By
Editorial Staff
October 1, 2008
There is a recession on the way, some experts say.
Financial institutions are going under; Washington Mutual was sold off to the highest bidder, the government contemplates bailing out lenders. What to do?
If the government bails out institutions, the everyman foots the bill for salaries for millionaires. If the government doesn’t, than perhaps we spiral into a recession-caused depression rivaled only by the Great one.
And for students, this means being deprived of some of the most necessary aspects of our lives.
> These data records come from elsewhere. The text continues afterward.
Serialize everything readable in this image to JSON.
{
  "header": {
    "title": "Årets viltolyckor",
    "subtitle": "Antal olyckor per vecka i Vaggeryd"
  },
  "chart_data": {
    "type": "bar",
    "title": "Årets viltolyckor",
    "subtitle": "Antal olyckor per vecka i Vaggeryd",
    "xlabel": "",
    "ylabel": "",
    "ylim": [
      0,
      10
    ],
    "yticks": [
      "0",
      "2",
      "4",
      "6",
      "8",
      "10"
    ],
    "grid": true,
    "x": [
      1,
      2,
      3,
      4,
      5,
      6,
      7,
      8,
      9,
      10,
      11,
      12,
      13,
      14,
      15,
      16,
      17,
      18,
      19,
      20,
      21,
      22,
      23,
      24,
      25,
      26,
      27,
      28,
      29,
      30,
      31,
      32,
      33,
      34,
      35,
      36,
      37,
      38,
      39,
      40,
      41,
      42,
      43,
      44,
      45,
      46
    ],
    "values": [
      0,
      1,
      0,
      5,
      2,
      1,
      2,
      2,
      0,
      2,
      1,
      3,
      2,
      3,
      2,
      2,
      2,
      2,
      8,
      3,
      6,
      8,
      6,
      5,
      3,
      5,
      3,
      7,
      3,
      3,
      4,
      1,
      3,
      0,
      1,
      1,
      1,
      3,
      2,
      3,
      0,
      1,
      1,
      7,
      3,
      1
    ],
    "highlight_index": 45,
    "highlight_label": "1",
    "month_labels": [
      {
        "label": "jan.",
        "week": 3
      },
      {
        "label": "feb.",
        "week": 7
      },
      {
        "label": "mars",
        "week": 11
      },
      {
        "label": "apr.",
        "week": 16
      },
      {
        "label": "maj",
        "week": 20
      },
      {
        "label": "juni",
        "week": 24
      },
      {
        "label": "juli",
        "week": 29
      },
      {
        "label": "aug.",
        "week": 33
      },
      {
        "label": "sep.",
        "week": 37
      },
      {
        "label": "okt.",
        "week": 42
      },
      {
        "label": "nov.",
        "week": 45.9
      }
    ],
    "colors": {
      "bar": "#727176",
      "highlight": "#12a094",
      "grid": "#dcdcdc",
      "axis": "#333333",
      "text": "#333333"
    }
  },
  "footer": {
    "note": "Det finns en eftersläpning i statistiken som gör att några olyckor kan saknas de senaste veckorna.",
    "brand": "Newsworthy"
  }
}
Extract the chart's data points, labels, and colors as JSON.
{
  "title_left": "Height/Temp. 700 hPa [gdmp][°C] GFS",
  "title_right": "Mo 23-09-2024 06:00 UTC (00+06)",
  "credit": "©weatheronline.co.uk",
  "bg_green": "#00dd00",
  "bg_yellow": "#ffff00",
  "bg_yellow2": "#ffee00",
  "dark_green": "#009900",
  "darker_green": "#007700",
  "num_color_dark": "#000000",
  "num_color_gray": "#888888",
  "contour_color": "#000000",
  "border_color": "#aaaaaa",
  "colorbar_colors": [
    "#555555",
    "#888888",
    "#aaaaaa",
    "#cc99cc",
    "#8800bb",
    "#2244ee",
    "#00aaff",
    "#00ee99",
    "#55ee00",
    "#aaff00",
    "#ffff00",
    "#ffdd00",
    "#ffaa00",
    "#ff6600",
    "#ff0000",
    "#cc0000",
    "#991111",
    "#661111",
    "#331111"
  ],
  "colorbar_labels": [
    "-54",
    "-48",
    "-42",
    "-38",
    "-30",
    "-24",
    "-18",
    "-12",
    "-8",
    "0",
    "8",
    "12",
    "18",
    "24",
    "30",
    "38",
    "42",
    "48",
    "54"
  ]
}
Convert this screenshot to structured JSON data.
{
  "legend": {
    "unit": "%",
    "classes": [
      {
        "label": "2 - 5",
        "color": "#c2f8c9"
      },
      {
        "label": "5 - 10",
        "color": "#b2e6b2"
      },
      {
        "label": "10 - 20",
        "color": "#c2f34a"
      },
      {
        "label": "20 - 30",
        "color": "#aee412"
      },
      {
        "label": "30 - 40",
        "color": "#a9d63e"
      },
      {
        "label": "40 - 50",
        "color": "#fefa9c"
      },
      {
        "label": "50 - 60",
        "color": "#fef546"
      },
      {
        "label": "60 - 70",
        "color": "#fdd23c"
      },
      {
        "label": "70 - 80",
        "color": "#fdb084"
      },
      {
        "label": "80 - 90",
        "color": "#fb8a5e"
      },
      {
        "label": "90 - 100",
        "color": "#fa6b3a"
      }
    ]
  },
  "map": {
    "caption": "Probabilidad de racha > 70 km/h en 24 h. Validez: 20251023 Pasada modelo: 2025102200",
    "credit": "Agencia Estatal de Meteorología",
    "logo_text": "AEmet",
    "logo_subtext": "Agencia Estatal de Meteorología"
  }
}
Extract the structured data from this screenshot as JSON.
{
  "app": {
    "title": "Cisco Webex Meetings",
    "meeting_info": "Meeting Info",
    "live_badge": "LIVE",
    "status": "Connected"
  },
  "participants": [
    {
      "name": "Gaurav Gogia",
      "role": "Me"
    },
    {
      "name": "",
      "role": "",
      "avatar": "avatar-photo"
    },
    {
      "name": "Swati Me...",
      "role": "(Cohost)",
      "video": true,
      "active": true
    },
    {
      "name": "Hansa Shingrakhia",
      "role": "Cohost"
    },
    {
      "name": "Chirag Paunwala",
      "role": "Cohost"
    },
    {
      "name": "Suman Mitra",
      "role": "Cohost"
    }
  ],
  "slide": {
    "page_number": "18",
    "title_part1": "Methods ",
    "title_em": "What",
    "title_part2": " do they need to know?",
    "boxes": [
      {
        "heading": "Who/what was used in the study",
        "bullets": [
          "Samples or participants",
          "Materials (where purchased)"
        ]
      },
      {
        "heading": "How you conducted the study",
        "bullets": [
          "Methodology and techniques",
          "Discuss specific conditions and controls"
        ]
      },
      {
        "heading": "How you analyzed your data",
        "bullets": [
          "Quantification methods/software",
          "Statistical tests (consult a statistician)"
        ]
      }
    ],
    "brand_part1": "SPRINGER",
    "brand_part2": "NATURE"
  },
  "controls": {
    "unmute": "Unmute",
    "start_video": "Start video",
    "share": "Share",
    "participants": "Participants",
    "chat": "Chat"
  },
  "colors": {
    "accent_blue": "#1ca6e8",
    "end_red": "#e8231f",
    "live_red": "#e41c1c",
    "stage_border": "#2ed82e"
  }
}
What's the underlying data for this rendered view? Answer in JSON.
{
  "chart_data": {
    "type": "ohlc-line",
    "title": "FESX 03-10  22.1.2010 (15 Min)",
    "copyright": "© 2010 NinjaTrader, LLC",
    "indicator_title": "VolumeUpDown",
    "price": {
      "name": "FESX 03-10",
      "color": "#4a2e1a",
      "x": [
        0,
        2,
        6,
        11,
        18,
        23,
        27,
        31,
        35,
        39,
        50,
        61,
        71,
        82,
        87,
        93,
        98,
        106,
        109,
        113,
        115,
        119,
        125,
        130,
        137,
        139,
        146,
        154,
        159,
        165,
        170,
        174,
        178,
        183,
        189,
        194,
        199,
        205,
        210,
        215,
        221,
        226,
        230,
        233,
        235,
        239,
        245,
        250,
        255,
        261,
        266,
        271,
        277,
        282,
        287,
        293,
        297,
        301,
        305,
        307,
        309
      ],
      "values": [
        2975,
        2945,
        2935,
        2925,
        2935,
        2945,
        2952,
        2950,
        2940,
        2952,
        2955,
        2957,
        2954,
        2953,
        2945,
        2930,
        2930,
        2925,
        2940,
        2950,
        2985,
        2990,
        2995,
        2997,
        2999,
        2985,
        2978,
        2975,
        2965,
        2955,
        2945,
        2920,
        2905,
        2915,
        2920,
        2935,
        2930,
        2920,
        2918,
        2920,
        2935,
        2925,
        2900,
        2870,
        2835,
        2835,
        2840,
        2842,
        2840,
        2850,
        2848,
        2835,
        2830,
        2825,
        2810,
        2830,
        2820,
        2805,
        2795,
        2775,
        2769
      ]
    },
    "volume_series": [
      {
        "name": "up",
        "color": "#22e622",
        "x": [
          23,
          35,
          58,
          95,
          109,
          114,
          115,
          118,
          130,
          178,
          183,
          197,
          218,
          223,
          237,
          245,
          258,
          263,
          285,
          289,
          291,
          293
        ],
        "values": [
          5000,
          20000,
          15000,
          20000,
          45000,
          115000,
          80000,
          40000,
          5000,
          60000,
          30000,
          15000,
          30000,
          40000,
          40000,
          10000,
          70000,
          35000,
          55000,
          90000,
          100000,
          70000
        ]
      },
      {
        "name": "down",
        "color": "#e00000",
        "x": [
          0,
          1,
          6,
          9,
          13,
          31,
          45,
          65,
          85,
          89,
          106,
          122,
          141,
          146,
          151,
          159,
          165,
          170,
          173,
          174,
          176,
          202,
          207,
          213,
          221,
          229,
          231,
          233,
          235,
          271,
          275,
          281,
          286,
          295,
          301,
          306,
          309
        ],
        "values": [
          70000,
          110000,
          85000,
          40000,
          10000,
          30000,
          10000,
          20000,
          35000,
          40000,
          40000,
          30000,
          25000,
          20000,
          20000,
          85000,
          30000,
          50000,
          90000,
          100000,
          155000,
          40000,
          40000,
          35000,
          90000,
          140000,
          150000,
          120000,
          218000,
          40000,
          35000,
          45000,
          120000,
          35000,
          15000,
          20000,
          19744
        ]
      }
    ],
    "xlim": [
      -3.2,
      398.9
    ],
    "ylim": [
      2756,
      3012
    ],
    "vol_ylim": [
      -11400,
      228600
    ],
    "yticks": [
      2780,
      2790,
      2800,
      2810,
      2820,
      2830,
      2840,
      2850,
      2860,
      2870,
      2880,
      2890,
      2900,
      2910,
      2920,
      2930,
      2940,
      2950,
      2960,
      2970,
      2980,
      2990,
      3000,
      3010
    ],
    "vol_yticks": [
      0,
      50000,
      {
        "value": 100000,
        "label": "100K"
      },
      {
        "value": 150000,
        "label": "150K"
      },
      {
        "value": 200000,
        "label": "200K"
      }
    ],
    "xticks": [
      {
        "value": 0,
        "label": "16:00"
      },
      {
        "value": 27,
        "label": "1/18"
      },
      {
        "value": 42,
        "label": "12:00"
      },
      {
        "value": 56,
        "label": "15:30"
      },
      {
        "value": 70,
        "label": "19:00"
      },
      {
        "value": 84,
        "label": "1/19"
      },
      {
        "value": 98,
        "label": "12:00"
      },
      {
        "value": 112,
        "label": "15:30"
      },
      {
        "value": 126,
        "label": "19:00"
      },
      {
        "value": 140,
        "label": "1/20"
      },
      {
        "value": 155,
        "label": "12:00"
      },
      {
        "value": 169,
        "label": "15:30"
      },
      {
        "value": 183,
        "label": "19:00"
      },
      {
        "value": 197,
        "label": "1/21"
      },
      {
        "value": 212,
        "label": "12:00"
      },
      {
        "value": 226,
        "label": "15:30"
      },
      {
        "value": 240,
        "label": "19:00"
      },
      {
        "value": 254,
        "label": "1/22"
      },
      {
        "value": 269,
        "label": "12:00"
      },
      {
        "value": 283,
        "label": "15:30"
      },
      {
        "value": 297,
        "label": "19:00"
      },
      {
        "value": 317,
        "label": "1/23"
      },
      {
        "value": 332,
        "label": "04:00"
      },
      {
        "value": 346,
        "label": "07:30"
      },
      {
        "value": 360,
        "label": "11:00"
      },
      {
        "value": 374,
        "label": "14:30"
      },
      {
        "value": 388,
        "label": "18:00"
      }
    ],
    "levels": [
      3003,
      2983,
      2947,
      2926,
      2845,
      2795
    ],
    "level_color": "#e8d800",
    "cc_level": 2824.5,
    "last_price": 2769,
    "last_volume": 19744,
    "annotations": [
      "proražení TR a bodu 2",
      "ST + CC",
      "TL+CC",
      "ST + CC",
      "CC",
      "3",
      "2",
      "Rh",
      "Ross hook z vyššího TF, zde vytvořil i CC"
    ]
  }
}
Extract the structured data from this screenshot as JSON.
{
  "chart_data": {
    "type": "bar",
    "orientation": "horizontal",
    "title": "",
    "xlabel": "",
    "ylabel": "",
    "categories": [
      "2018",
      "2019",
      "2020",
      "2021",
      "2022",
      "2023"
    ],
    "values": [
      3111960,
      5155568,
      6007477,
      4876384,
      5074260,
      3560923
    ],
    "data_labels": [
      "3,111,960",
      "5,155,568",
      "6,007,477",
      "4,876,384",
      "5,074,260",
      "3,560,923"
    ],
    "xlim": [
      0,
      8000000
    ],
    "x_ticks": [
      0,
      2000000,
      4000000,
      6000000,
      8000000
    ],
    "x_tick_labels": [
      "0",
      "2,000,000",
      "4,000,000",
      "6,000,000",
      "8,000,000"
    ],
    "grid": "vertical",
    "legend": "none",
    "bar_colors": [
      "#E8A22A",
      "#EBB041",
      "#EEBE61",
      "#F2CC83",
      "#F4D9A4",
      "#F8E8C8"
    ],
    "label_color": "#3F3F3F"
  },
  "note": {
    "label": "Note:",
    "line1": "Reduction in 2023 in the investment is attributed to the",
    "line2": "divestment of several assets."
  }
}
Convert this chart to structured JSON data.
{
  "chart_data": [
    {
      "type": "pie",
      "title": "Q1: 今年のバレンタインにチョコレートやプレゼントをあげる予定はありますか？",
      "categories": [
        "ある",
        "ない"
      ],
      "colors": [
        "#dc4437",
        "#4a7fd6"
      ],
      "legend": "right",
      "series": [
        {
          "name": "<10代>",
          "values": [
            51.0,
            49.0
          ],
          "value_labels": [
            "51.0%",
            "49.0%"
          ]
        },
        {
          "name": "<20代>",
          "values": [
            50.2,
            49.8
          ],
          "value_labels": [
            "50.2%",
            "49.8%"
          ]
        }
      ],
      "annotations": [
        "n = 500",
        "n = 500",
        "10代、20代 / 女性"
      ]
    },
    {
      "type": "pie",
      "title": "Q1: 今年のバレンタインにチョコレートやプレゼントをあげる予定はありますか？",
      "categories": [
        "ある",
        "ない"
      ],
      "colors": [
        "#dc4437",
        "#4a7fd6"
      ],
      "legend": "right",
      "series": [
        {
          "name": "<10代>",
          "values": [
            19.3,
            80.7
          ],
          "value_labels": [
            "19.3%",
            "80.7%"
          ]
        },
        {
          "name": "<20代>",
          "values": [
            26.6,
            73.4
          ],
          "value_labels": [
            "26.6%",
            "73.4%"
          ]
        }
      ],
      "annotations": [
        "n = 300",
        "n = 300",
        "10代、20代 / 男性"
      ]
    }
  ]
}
Deprived of iPods and laptops, we will have to go back to listening in class for entertainment. Lines for coffee will stretch out like the unemployment lines of yore as the campus’ numerous hot beverage and snack establishments are reduced, by necessity, to just one. Students will be forced to wait as long as 10 minutes for the coffee they so desperately need.
With electricity prices soaring, the coffee itself will be heated by a cheaper energy alternative: wood stoves, which will be powered by sacrificed cherry trees from the Quad.
Although students will have to live with five or six roommates in one-room apartments just to pay the rent, previous practice in overcrowded dorms will serve them well. As the books of Odegaard are burned for warmth in our mild Northwest winter, students shall bunk in their vacant spaces, stacked like the books they replace: to the ceiling.
Students will roam the campus like squirrels, quarreling over scraps of food hoarded from garbage bins. They will store these morsels in their backpacks and satchels and deposit them in desks around campus. Gangs shall form and wars rage between the north campus liberal arts tribe and the south campus sciences covenant.
Students living in this unprecedented state of deprivation will no longer be able to ride the bus from Terry-Lander to the HUB, and will instead, like their grandparents, have to walk uphill both ways.
Forced to drink cheap beer and shower at the IMA, students will no longer be able to afford to tailgate on yachts and speed boats, and will instead be confined to the much less stable, and much more wet, IMA canoe.
Yes, our students will truly be a sad sight in these times.